Frequent jailbreaking attacks against large language models (LLMs) and fragmented evaluation criteria hinder progress in prompt security research. Method: This paper introduces the first systematic framework for prompt security, featuring a multi-level taxonomy of attacks and defenses, formalized threat models and cost assumptions, machine-readable safety evaluation profiles, and an open-source benchmarking toolchain. Contributions: (1) We release JAILBREAKDB—the largest human-verified dataset of jailbreaking and benign prompts to date, containing over 120,000 samples; (2) we establish the first open, reproducible, and auditable standardized evaluation benchmark for prompt security; and (3) we conduct a unified, cross-method assessment and ranking of 56 state-of-the-art attack and defense techniques. The framework significantly enhances comparability and reproducibility across studies, providing foundational infrastructure for rigorous, scalable prompt security research.
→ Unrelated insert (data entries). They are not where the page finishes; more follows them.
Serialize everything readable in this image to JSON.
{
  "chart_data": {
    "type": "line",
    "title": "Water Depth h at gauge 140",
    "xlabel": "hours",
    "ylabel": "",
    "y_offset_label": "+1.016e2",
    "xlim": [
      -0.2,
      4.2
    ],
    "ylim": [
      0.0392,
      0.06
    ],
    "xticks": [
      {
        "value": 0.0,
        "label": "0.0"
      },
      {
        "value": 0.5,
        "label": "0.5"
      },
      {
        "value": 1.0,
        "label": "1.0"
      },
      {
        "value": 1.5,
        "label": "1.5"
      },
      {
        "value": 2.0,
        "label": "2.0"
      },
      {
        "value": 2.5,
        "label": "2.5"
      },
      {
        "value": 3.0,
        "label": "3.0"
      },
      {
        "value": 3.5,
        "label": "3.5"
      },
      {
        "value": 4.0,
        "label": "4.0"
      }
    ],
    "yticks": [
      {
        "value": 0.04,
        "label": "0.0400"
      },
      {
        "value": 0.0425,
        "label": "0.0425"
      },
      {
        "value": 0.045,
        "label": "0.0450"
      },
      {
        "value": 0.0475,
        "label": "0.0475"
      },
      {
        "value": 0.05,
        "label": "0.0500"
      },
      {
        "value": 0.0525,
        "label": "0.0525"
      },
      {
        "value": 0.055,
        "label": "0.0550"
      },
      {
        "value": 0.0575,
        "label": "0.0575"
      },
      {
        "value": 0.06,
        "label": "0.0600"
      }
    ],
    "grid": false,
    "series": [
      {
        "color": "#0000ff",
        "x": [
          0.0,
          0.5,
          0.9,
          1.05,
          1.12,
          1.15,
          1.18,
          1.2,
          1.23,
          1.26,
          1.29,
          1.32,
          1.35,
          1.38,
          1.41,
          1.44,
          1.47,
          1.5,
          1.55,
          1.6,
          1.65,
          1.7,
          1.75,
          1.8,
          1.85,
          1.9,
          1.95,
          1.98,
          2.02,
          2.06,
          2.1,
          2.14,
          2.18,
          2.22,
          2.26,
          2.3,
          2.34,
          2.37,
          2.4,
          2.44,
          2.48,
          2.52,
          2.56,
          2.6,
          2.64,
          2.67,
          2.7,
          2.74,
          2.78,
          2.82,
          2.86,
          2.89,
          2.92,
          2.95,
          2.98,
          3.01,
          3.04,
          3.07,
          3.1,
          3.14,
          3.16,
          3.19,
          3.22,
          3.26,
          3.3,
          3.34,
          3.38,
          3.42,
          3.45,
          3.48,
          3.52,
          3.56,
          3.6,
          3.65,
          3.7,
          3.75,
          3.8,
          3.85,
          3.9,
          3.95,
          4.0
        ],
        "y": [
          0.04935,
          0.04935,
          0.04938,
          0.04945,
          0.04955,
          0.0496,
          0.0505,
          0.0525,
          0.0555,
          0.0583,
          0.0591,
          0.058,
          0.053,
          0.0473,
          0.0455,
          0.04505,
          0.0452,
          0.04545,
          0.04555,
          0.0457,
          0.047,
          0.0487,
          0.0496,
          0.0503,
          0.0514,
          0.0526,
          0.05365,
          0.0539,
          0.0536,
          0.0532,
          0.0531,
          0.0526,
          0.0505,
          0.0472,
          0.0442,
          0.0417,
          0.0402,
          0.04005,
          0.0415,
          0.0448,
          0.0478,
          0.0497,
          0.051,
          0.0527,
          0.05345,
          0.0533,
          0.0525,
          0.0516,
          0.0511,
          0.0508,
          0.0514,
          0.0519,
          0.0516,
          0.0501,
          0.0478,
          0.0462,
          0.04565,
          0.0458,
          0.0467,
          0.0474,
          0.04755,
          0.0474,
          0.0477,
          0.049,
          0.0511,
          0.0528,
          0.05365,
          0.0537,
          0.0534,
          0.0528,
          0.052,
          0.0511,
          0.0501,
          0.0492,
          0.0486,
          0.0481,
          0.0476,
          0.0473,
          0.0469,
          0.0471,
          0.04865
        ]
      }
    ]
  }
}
Large Language Models (LLMs) have rapidly become integral to real-world applications, powering services across diverse sectors. However, their widespread deployment has exposed critical security risks, particularly through jailbreak prompts that can bypass model alignment and induce harmful outputs. Despite intense research into both attack and defense techniques, the field remains fragmented: definitions, threat models, and evaluation criteria vary widely, impeding systematic progress and fair comparison. In this Systematization of Knowledge (SoK), we address these challenges by (1) proposing a holistic, multi-level taxonomy that organizes attacks, defenses, and vulnerabilities in LLM prompt security; (2) formalizing threat models and cost assumptions into machine-readable profiles for reproducible evaluation; (3) introducing an open-source evaluation toolkit for standardized, auditable comparison of attacks and defenses; (4) releasing JAILBREAKDB, the largest annotated dataset of jailbreak and benign prompts to date; and (5) presenting a comprehensive evaluation and leaderboard of state-of-the-art methods. Our work unifies fragmented research, provides rigorous foundations for future studies, and supports the development of robust, trustworthy LLMs suitable for high-stakes deployment.